What that means for any AI budget owner: a leaderboard win that does not clear procurement is a press release. The score that matters is the one run against a company’s own workload. We made this same point about coding models in the Cursor CFO Council breakdown, where cost per request lies and cost per accepted line tells the truth. Same principle, bigger stage. The public number is marketing. A company’s own number is the truth, and the only way to have that number is to measure it — to get the visibility and the control over tokenomics that a vendor’s press release will never hand over.
If proof that efficiency is where the game is now is needed, look back at the Cursor data broken down that same week: once caching is counted, output tokens were 0.6% of total usage, and without caching the bill would have run roughly ten times higher. Google is fighting the same fight at the model level that every enterprise is fighting at the usage level. Everybody, all the way up to Google, is learning that spending wisely beats spending big.
What is coming next
One more item, because it is the shape of what is next. Nvidia launched Cosmos 3 Edge this week, a model for robots and physical AI, and Jensen Huang is calling physical AI the next frontier: factories, warehouses, healthcare robots.
Here is why that is worth flagging now, not later. Every one of those is a brand-new category of AI consumption, tokens, compute, inference, running in the physical world, that nobody has a budget line for yet. A year ago, most finance teams were not thinking about tokens as a quarterly CFO line item. Now they are, per the CFO-facing shift covered in what CFOs need from AI ROI reporting. Physical AI is next. If tokenomics feels like a headache now, wait until the warehouse forklift has an inference bill.
The read
The boom is loud. TSMC just bet another hundred billion on it. But proof got quiet. Even Google cannot show its next model is efficient enough to ship, and the evaluations that actually decide purchases have gone private, inside each buyer’s own harness.

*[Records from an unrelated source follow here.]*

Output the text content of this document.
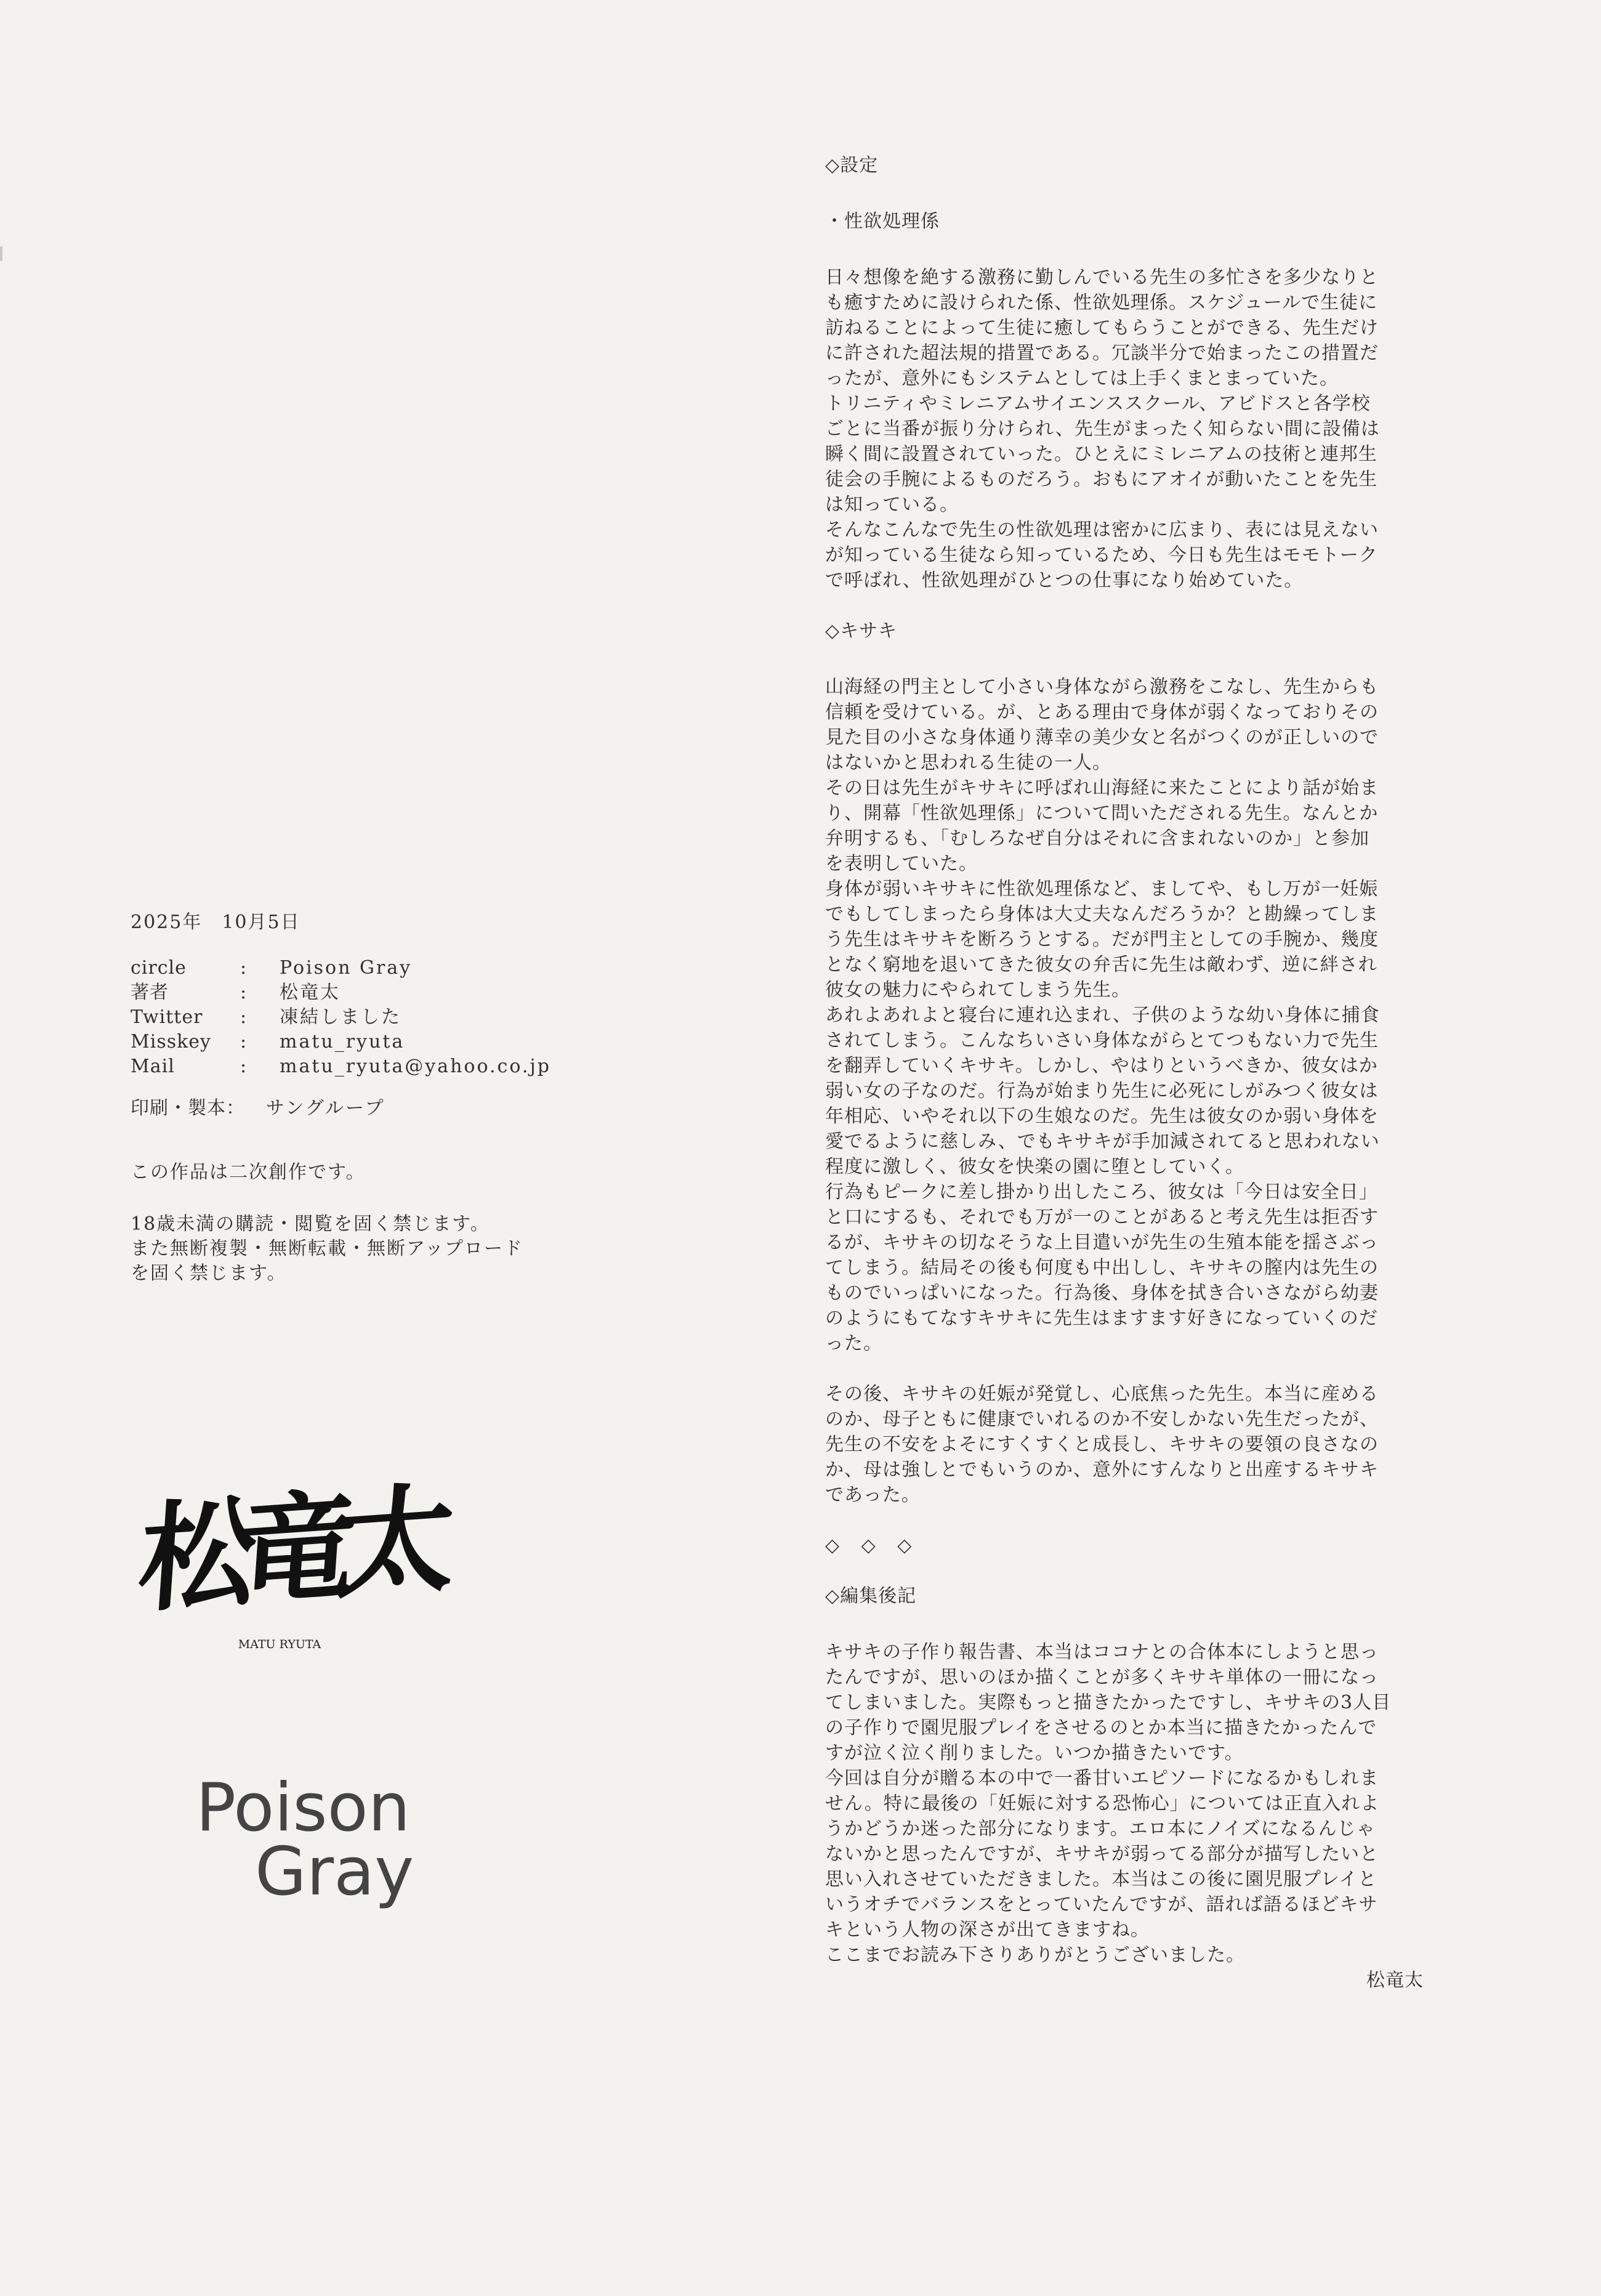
2025年　10月5日
circle	:	Poison Gray
著者	:	松竜太
Twitter	:	凍結しました
Misskey	:	matu_ryuta
Mail	:	matu_ryuta@yahoo.co.jp
印刷・製本：	サングループ
この作品は二次創作です。
18歳未満の購読・閲覧を固く禁じます。
また無断複製・無断転載・無断アップロード
を固く禁じます。
松竜太
MATU RYUTA
Poison
Gray
◇設定
・性欲処理係
日々想像を絶する激務に勤しんでいる先生の多忙さを多少なりと
も癒すために設けられた係、性欲処理係。スケジュールで生徒に
訪ねることによって生徒に癒してもらうことができる、先生だけ
に許された超法規的措置である。冗談半分で始まったこの措置だ
ったが、意外にもシステムとしては上手くまとまっていた。
トリニティやミレニアムサイエンススクール、アビドスと各学校
ごとに当番が振り分けられ、先生がまったく知らない間に設備は
瞬く間に設置されていった。ひとえにミレニアムの技術と連邦生
徒会の手腕によるものだろう。おもにアオイが動いたことを先生
は知っている。
そんなこんなで先生の性欲処理は密かに広まり、表には見えない
が知っている生徒なら知っているため、今日も先生はモモトーク
で呼ばれ、性欲処理がひとつの仕事になり始めていた。
◇キサキ
山海経の門主として小さい身体ながら激務をこなし、先生からも
信頼を受けている。が、とある理由で身体が弱くなっておりその
見た目の小さな身体通り薄幸の美少女と名がつくのが正しいので
はないかと思われる生徒の一人。
その日は先生がキサキに呼ばれ山海経に来たことにより話が始ま
り、開幕「性欲処理係」について問いただされる先生。なんとか
弁明するも、「むしろなぜ自分はそれに含まれないのか」と参加
を表明していた。
身体が弱いキサキに性欲処理係など、ましてや、もし万が一妊娠
でもしてしまったら身体は大丈夫なんだろうか？と勘繰ってしま
う先生はキサキを断ろうとする。だが門主としての手腕か、幾度
となく窮地を退いてきた彼女の弁舌に先生は敵わず、逆に絆され
彼女の魅力にやられてしまう先生。
あれよあれよと寝台に連れ込まれ、子供のような幼い身体に捕食
されてしまう。こんなちいさい身体ながらとてつもない力で先生
を翻弄していくキサキ。しかし、やはりというべきか、彼女はか
弱い女の子なのだ。行為が始まり先生に必死にしがみつく彼女は
年相応、いやそれ以下の生娘なのだ。先生は彼女のか弱い身体を
愛でるように慈しみ、でもキサキが手加減されてると思われない
程度に激しく、彼女を快楽の園に堕としていく。
行為もピークに差し掛かり出したころ、彼女は「今日は安全日」
と口にするも、それでも万が一のことがあると考え先生は拒否す
るが、キサキの切なそうな上目遣いが先生の生殖本能を揺さぶっ
てしまう。結局その後も何度も中出しし、キサキの膣内は先生の
ものでいっぱいになった。行為後、身体を拭き合いさながら幼妻
のようにもてなすキサキに先生はますます好きになっていくのだ
った。
その後、キサキの妊娠が発覚し、心底焦った先生。本当に産める
のか、母子ともに健康でいれるのか不安しかない先生だったが、
先生の不安をよそにすくすくと成長し、キサキの要領の良さなの
か、母は強しとでもいうのか、意外にすんなりと出産するキサキ
であった。
◇ ◇ ◇
◇編集後記
キサキの子作り報告書、本当はココナとの合体本にしようと思っ
たんですが、思いのほか描くことが多くキサキ単体の一冊になっ
てしまいました。実際もっと描きたかったですし、キサキの3人目
の子作りで園児服プレイをさせるのとか本当に描きたかったんで
すが泣く泣く削りました。いつか描きたいです。
今回は自分が贈る本の中で一番甘いエピソードになるかもしれま
せん。特に最後の「妊娠に対する恐怖心」については正直入れよ
うかどうか迷った部分になります。エロ本にノイズになるんじゃ
ないかと思ったんですが、キサキが弱ってる部分が描写したいと
思い入れさせていただきました。本当はこの後に園児服プレイと
いうオチでバランスをとっていたんですが、語れば語るほどキサ
キという人物の深さが出てきますね。
ここまでお読み下さりありがとうございました。
松竜太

Loud spending, quiet proof. The winners from here will be the enterprises that can measure their own AI, on their own workload, across every vendor in one place, and show what it returned — while everyone else is still reading someone else’s leaderboard. That gap between public marketing numbers and a company’s own verified return is precisely the space Olakai’s vendor-neutral measurement layer is built to close, whether the tool in question is a chatbot, a coding agent, or the next physical-AI deployment nobody has budgeted for yet.
One question for the week: is your organization still trusting the leaderboard, or does it run its own evals?